Hand holding smart phone with digital red packet

China’s CBDC wallet utilizes AliPay’s red packets to boost adoption amid stiff competition

The People’s Bank of China (PBoC) is looking for new ways to make the digital yuan the primary means of making payments in the country.

According to the South China Morning Post, the latest trick in the PBoC’s playbook is borrowing a leaf from AliPay’s red packet feature, which bears similarities to the centuries-old Chinese tradition. Traditionally, Chinese residents send red cash-filled envelopes to family and friends with good wishes ahead of the year.

The Chinese central bank’s addition of the feature in the central bank digital currency (CBDC) mobile app will allow customers to send “red packages” electronically to their loved ones. Experts believe that the new feature will help PBoC’s attempts to encourage the CBDC app download and usage as it tries to starve off competition from other payment methods.

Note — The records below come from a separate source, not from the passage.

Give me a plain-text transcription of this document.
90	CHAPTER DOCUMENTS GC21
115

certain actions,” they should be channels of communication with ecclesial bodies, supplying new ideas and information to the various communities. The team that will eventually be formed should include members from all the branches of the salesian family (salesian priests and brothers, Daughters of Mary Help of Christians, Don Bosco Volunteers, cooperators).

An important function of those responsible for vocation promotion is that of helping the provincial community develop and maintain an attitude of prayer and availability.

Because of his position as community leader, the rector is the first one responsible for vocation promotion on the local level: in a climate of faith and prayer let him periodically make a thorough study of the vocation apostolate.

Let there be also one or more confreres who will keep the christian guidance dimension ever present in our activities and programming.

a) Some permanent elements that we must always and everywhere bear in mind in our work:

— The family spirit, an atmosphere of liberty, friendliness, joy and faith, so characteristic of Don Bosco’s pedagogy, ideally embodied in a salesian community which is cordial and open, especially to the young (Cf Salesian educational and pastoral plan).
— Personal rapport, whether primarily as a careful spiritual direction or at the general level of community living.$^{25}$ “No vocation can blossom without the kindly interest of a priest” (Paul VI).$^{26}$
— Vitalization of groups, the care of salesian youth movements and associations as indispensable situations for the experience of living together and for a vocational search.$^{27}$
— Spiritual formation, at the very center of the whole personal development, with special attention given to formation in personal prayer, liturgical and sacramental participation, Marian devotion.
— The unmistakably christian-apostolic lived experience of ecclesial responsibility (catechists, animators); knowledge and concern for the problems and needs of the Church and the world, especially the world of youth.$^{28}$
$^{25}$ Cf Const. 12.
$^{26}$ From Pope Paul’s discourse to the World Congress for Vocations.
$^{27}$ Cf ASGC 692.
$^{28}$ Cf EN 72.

Users of the digital yuan can send red packets to a person of their choice or set up a draw to allow a random individual from the pool to receive the funds. Customization features have also been added to the red packet, allowing users to choose the kind of wishes they want to be displayed, including birthday and happy new year wishes.

Since the launch of the app nearly 12 months ago, the use of the app appears to have plateaued after the initial excitement. Digital yuan transaction volumes exceeded the $14 billion mark in October, a 14% increase from the 12 billion it achieved by the end of 2021.

So far, 261 million users have downloaded the digital yuan mobile app, which pales in comparison to the over 1 billion users of AliPay. Despite expanding the CBDC trial to new regions, experts believe that the PBoC faces an uphill climb in the quest to wrest a sizable market share from WeChat and AliPay.

Not losing hope

Despite the paltry figures surrounding the digital yuan, the PBoC remains confident that the CBDC will replace notes and coins. The central bank has confirmed that it is exploring the possibility of using the CBDC for cross-border transactions following a successful pilot with the Bank for International Settlements (BIS).

Furthermore, the PBoC is optimistic that a full-scale launch of the CBDC could trigger another wave of interest with foreigners given access to the digital yuan. However, attempts to introduce the digital yuan wallet to the United States are facing strict Congressional opposition, with critics saying that it is a tool used by the Chinese government to spy on citizens.